Now What? October 2021 | ETF Trends

Last month, we thought that global monetary policy would dominate financial market headlines. The September U.S. Federal Reserve (“Fed”) meeting did not provide any new information, and the general assumption remains that the Fed will announce its asset purchases reduction plan during its November 2021 meeting. Other central banks, such as the Bank of England, hinted at raising short-term interest rates sooner than market expectations. In our opinion, changes to monetary policy are the most significant known risk in financial markets today. As we head into October, we think corporate earnings will be the main story, while the inflation debate becomes less loud.

Decelerating at high speeds

Last quarter, U.S. equities exhibited an astonishing 91% earnings growth relative to the second quarter of 2020. A portion of that growth is due to a low starting point, but the extraordinary amount of monetary and fiscal stimulus likely contributed.

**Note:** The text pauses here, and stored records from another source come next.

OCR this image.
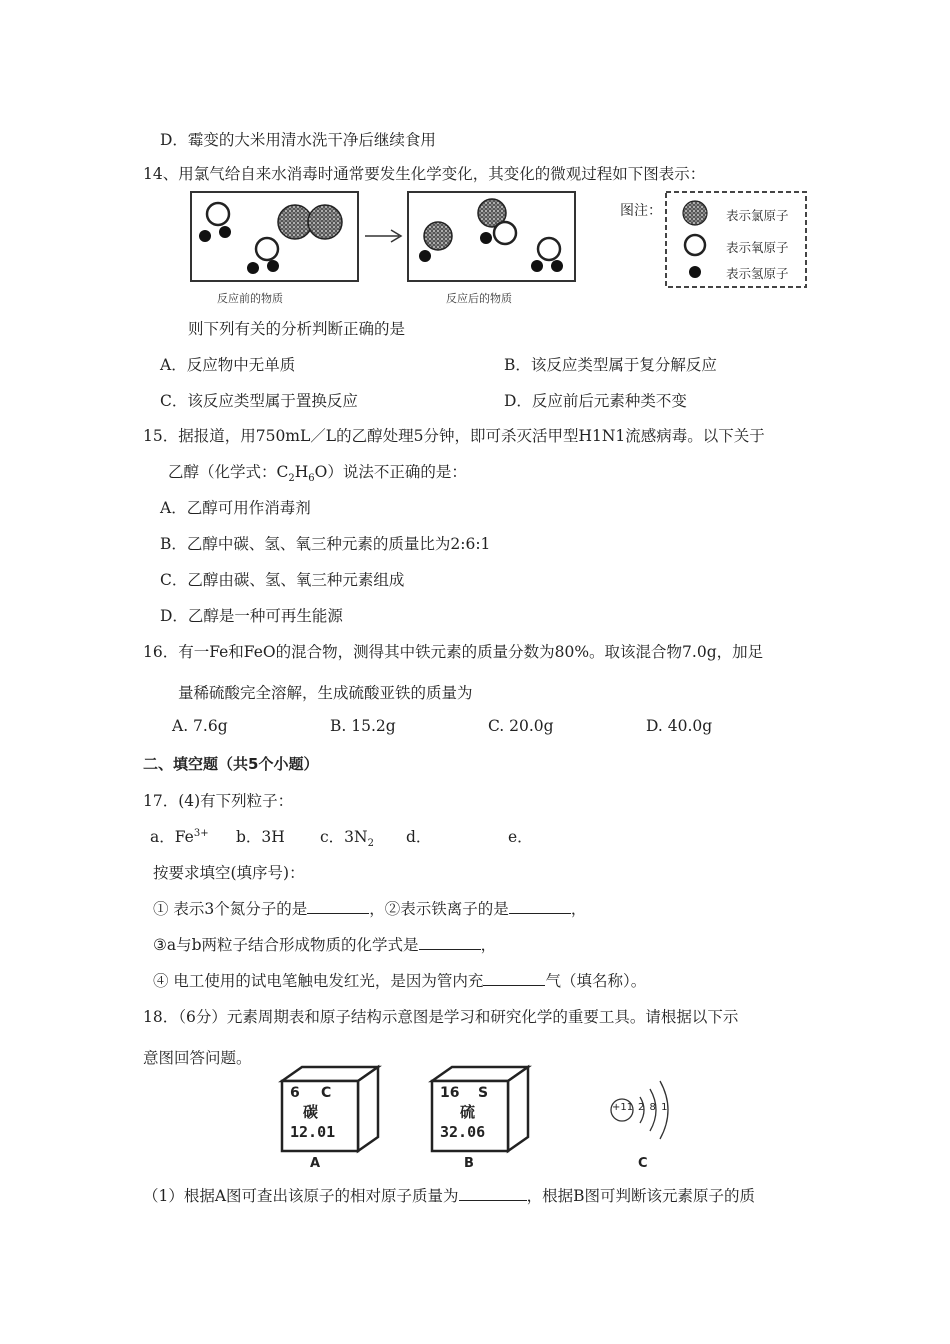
D．霉变的大米用清水洗干净后继续食用
14、用氯气给自来水消毒时通常要发生化学变化，其变化的微观过程如下图表示：
反应前的物质	反应后的物质
图注：	表示氯原子
表示氧原子
表示氢原子
则下列有关的分析判断正确的是
A．反应物中无单质	B．该反应类型属于复分解反应
C．该反应类型属于置换反应	D．反应前后元素种类不变
15．据报道，用750mL／L的乙醇处理5分钟，即可杀灭活甲型H1N1流感病毒。以下关于
乙醇（化学式：$C_2H_6O$）说法不正确的是：
A．乙醇可用作消毒剂
B．乙醇中碳、氢、氧三种元素的质量比为2:6:1
C．乙醇由碳、氢、氧三种元素组成
D．乙醇是一种可再生能源
16．有一Fe和FeO的混合物，测得其中铁元素的质量分数为80%。取该混合物7.0g，加足
量稀硫酸完全溶解，生成硫酸亚铁的质量为
A. 7.6g	B. 15.2g	C. 20.0g	D. 40.0g
二、填空题（共5个小题）
17．(4)有下列粒子：
a．$Fe^{3+}$ b．3H c．$3N_2$ d．	e．
按要求填空(填序号)：
① 表示3个氮分子的是	，②表示铁离子的是	，
③a与b两粒子结合形成物质的化学式是	，
④ 电工使用的试电笔触电发红光，是因为管内充	气（填名称）。
18．（6分）元素周期表和原子结构示意图是学习和研究化学的重要工具。请根据以下示
意图回答问题。
6 C
碳
12.01
A
16 S
硫
32.06
B
+11 2 8 1
C
（1）根据A图可查出该原子的相对原子质量为	，根据B图可判断该元素原子的质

This quarter, the market is expecting approximately a 28% growth rate (Q3 2021 vs. Q3 2020), and if that value is achieved, it would be the third-highest on record.1 Thus, U.S. equity market earnings growth will start to decelerate but will still be well above average relative to history. Approximately 70% of the S&P 500 will have reported Q3 2021 results by the end of October.

Figure 1. Earnings Growth U.S. Equities

Source: Innealta Capital, Bloomberg, and Factset. Time frame 12/31/2019 to 09/30/2021. * refers to earnings estimates according to Factset.

Lofty Valuations

U.S. equity markets are not cheap based on valuations. At 20.9x, the twelve-month forward S&P 500 price-to-earnings (“PE”) ratio is significantly above its twenty-year average of 15.6. While lofty valuations do not imply immediate doom, they do, in our opinion, create a significant headwind. For example, suppose we construct a simple model to approximate the annualized total return over the next five years, given the current S&P 500 forward PE ratio and ten-year interest rates. In that case, the model suggests a 9% annualized return2. A 9% annualized return seems attractive, but it seems rather low compared to the annualized return over the past five years (+16.90%). Given the high valuations and above-average earnings growth expectations, any miss in Q3 2021 corporate earnings results will likely lead to larger downside moves than we have been accustomed to this year.

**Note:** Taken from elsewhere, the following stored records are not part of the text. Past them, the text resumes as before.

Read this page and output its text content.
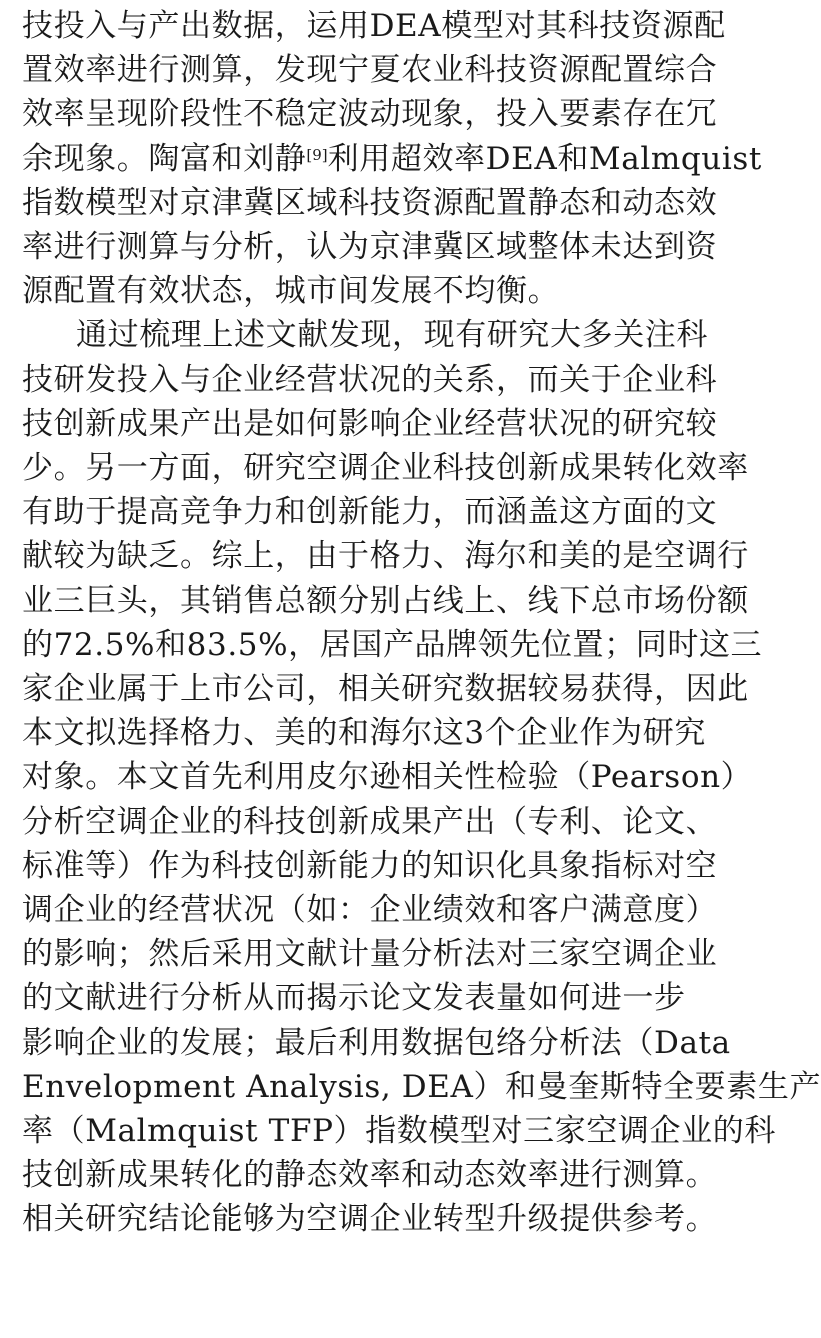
技投入与产出数据，运用DEA模型对其科技资源配
置效率进行测算，发现宁夏农业科技资源配置综合
效率呈现阶段性不稳定波动现象，投入要素存在冗
余现象。陶富和刘静[9]利用超效率DEA和Malmquist
指数模型对京津冀区域科技资源配置静态和动态效
率进行测算与分析，认为京津冀区域整体未达到资
源配置有效状态，城市间发展不均衡。
通过梳理上述文献发现，现有研究大多关注科
技研发投入与企业经营状况的关系，而关于企业科
技创新成果产出是如何影响企业经营状况的研究较
少。另一方面，研究空调企业科技创新成果转化效率
有助于提高竞争力和创新能力，而涵盖这方面的文
献较为缺乏。综上，由于格力、海尔和美的是空调行
业三巨头，其销售总额分别占线上、线下总市场份额
的72.5%和83.5%，居国产品牌领先位置；同时这三
家企业属于上市公司，相关研究数据较易获得，因此
本文拟选择格力、美的和海尔这3个企业作为研究
对象。本文首先利用皮尔逊相关性检验（Pearson）
分析空调企业的科技创新成果产出（专利、论文、
标准等）作为科技创新能力的知识化具象指标对空
调企业的经营状况（如：企业绩效和客户满意度）
的影响；然后采用文献计量分析法对三家空调企业
的文献进行分析从而揭示论文发表量如何进一步
影响企业的发展；最后利用数据包络分析法（Data
Envelopment Analysis, DEA）和曼奎斯特全要素生产
率（Malmquist TFP）指数模型对三家空调企业的科
技创新成果转化的静态效率和动态效率进行测算。
相关研究结论能够为空调企业转型升级提供参考。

Figure 2. U.S. Equity Market Valuations

Source: Innealta Capital. Bloomberg. Time Frame 09/30/2001 to 09/30/2021. “U.S. Equity Market” refers to the S&P500. Valuation refers to the twelve-month forward price-to-earnings ratio

The Inflation Debate

The August reading of the U.S. Consumer Price Index showed a 5.3% increase compared to one year ago. Stripping out food and energy, the CPI increased 4% over the past year. It is an important reminder that the economy and financial markets are not the same things. The Fed, which is the largest buyer in financial markets, has indicated that it believes inflation will subside as supply chain bottlenecks are resolved. If the Fed achieves its inflation and employment goals, then it will begin reducing asset purchases and raising short-term interest rates. The September CPI reading on October 13th will likely not conclude this debate, but many financial market participants will be watching this data point.

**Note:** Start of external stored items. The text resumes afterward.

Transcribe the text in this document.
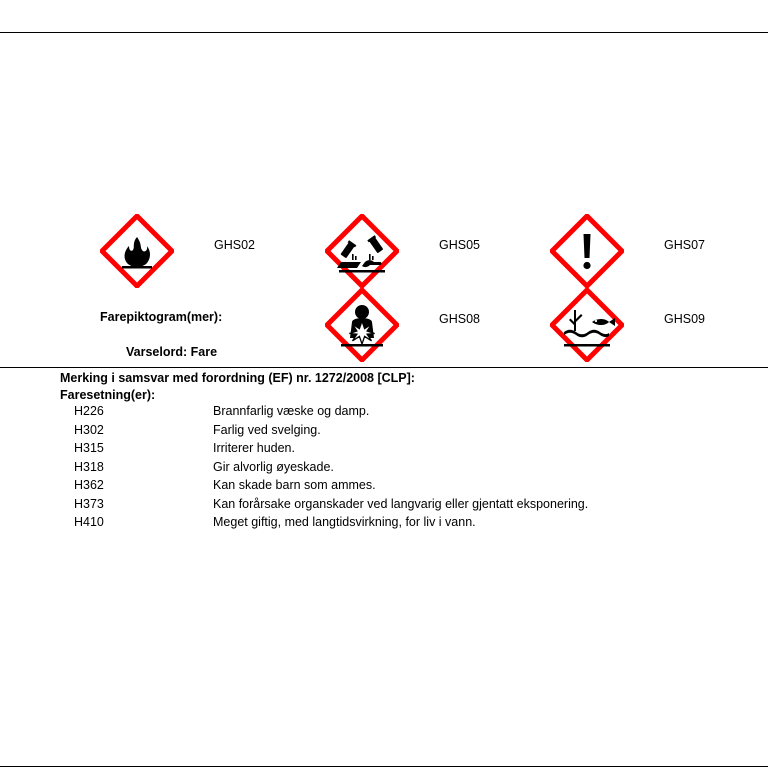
GHS02	GHS05	GHS07
GHS08	GHS09
Farepiktogram(mer):
Varselord: Fare
Merking i samsvar med forordning (EF) nr. 1272/2008 [CLP]:
Faresetning(er):
H226	Brannfarlig væske og damp.
H302	Farlig ved svelging.
H315	Irriterer huden.
H318	Gir alvorlig øyeskade.
H362	Kan skade barn som ammes.
H373	Kan forårsake organskader ved langvarig eller gjentatt eksponering.
H410	Meget giftig, med langtidsvirkning, for liv i vann.
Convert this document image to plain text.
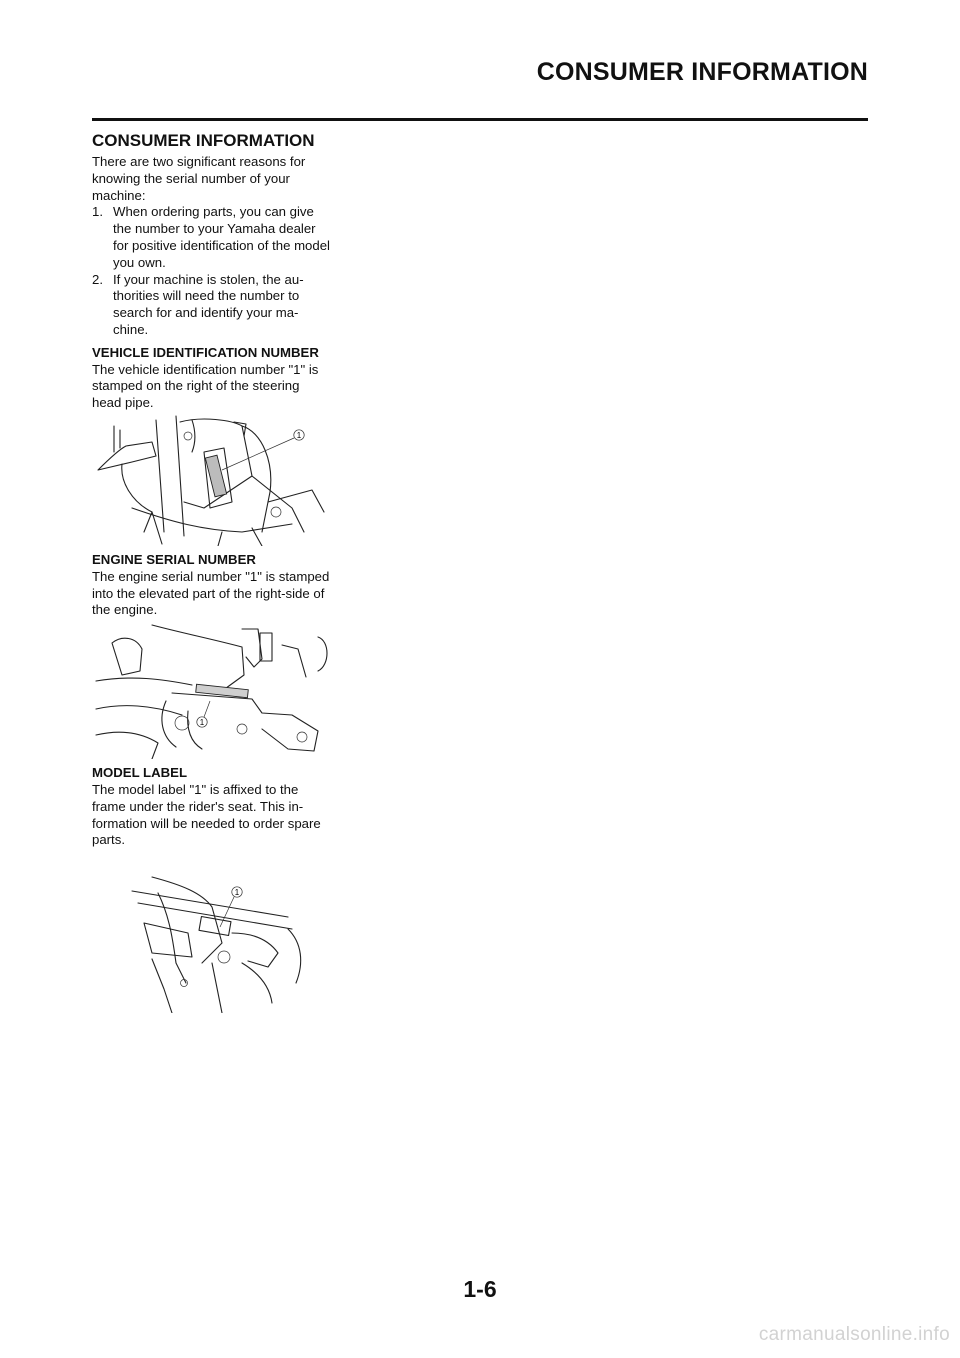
CONSUMER INFORMATION
CONSUMER INFORMATION

There are two significant reasons for knowing the serial number of your machine:

1. When ordering parts, you can give the number to your Yamaha dealer for positive identification of the model you own.
2. If your machine is stolen, the au-thorities will need the number to search for and identify your ma-chine.
VEHICLE IDENTIFICATION NUMBER

The vehicle identification number "1" is stamped on the right of the steering head pipe.

1
ENGINE SERIAL NUMBER

The engine serial number "1" is stamped into the elevated part of the right-side of the engine.

1
MODEL LABEL

The model label "1" is affixed to the frame under the rider's seat. This in-formation will be needed to order spare parts.

1
1-6
carmanualsonline.info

Figure 3. U.S. Consumer Price Index (CPI) Growth

Source: Innealta Capital. Bloomberg. Time frame 08/31/2000 to 08/31/2021. Frequency monthly

With less than three months till the end of the year, we believe that the macro headlines will have a much large impact on the financial market than their micro counterparts. The most significant macro driver in financial markets today is global monetary policy. Monetary policy changes create the following financial market concerns:

  • When will it shift from accommodative to contractionary, and by how much?
  • Can financial markets continue to perform when monetary policy becomes a headwind, not a tailwind?
  • How will corporations, in aggregate, deal with above-average inflation and declining fiscal/monetary stimulus?
  • Will growth rates remain high enough to overcome elevated valuations?

While the answers to these questions will take months or years, we believe an active approach should yield better results than being passive in this market environment.


  1. Earnings Insight. 09/24/2021
  2. Innealta Capital and Bloomberg. Time frame 09/30/2000 to 09/30/2021. Linear regression model between trailing five-year total return and the earnings risk premium five years ago. Earnings risk premium refers to the difference between the forward earnings to price ratio and the ten-year U.S. Treasury yield.